Is my Lopy 4 LoRa radio working fine?

  • Hello all,

    Please can you tell me if there is a way to check if the LoRa radio is transmitting without a spectrum analyzer?

    My Lopy was working fine, now can't join TTN. I've re-flashed, use the sample code for TTN, but "not joined yet" is the only phrase I can read. A dragino node is working fine, transmitting to my upstairs gateway.

    Thank you,


  • @g0hww See this thread about the Pycom antenna.
    I had also made a reflection test once of the Pycom antennas I had, and they had their optimum beyond about 1000 MHz.

  • @robert-hh
    Understood. My user name is my ham radio callsign, so I do understand this stuff. I also know that without the right test equipment, it is quite difficult to ascertain what frequencies specific antennas are resonant at, which is why I marked my Pycom LoRa antennas. You would not believe how many antennas I have. I hadn't actually spotted that the antenna in the OP's picture was not in fact the same Wifi antenna in my picture above, so I now guess that it was not sourced from Pycom.

    The reason for my above post is principally that I recently spotted, in a blog post by one of my friends, that he had been using a Pycom LoRa antenna for Wifi on his LoPy4 and thought that I might be on a roll. Perhaps not though.

  • @g0hww The wavelength (WL) of LoRa at ~900MHz is 33cm. Hence, WL/2 is ~16.5cm, WL/4 is ~8 cm. For WiFi an 2.4GHz WL=12.5cm, WL/2 ~ 6 cm and WL/4 ~ 3cm.
    Simple antennas are either of type WL/2 or WL/4, where WL/2 is more forgiving in use. Depending on the internal structure of the antenna, a WL/2 or WL/4 antenna can be shorter than the free air wave length.
    The Pycom Antenna is a somewhat shortened WL/2 antenna with an active length of ~15cm. The short antenna could be a WL/4 Lora antenna or a WL/2 WiFi model. Hard to say without opening it.

  • Is that antenna a LoRa antenna or a Wifi antenna? I ask, as I have 3 antennas sitting around that I have marked as LoRa with a silver sharpie, and they don't look like that.


    The unconnected antenna in this picture is what I believe to be a Pycom LoRa antenna (hence the markings.) The short antenna connected to that LoPy4 unit is what I believe to be a 2.4GHz Wifi antenna.

    I am using bigger magmount antennas for LoRa, hence why I have 3 of those marked antennas sitting around here.

  • @rpalma Just to be sure, you connected your antenna to the correct connector? It's easy to mix up the 3 antenna connectors...

  • @rpalma DId you properly reset the LoPy4 before using. Just powering might not be sufficient. And did you disable PyBytes?
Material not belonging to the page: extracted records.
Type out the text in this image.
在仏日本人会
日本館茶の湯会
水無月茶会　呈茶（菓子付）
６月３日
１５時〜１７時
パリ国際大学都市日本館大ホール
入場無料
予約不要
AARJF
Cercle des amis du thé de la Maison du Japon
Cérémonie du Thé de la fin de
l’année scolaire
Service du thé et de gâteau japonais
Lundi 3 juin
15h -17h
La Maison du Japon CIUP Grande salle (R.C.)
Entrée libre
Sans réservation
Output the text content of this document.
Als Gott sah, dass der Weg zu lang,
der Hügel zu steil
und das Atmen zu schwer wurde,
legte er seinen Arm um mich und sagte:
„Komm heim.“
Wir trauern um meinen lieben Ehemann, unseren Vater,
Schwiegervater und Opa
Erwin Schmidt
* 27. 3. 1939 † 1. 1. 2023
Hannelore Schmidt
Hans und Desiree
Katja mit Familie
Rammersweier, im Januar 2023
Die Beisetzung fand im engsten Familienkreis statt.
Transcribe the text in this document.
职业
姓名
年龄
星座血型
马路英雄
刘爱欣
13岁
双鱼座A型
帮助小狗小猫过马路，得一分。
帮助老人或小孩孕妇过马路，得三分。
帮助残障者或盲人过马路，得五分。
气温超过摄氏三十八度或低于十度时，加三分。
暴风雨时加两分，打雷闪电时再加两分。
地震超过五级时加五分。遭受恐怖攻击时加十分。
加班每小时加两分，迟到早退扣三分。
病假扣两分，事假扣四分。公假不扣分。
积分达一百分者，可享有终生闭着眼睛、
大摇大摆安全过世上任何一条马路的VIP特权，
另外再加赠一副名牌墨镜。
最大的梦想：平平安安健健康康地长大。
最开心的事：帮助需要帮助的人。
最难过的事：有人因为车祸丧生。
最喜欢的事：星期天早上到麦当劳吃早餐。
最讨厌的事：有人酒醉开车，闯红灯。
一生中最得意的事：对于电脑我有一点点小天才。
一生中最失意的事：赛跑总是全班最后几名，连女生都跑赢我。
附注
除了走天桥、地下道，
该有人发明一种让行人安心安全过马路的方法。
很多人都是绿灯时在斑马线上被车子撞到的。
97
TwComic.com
  • @robert-hh hello, thank you for your setup, you gave me a great help. I used a signal diode 1n4148 and it worked, so in another node I can listen a clear electric noise and that doesn't happen on Lopy4. So I guess I'll have to find an LoRa node alternative and use this 3 years old Lopy as an expensive MQTT node via WiFi/BLE.

    Thank you.

  • @rpalma I found an easy way with simple stuff to test, whether RF is coming from the antenna. based on good-ol detector radio, it only requires a small signal diode and a headset. Plase the diode (e.g. 1n4148 (si) or better 1N5711, BAT41 (schottky) or the like next to the antenna and connect the headset to the leads of the diode. Then you will hear a click every time the RF is switched on and off. If you connect an oscilloscope, you'll see a pulse.
    P.S.: In my tests, the LoPy4's do not send any more after soft reset. They always need a physical reset to start. Even power cycles are not always sufficient to reset the LoRa radio. The lora.reset() method is empty at best, since the reset line of the SX1276 is not connected to a GPIO pin. In the standard build it causes a crash, since it executes a call to address 0. And there is no way to reset the radio by writing to a register.


  • @robert-hh Thank you for your advice. Fortunately I have easy access (when I'm not WFH) to a R&S FSH3 and next time I have to go to office, I will bring it.

  • @rpalma The signal is too weak to be picked up by simple tools. You need something like a SDR or oscilloscope. Suitable USB SDR receiver are available for 20-30 €. So it's worth a purchase, as well as a simple saleae logic analyzer clone for about 10 €.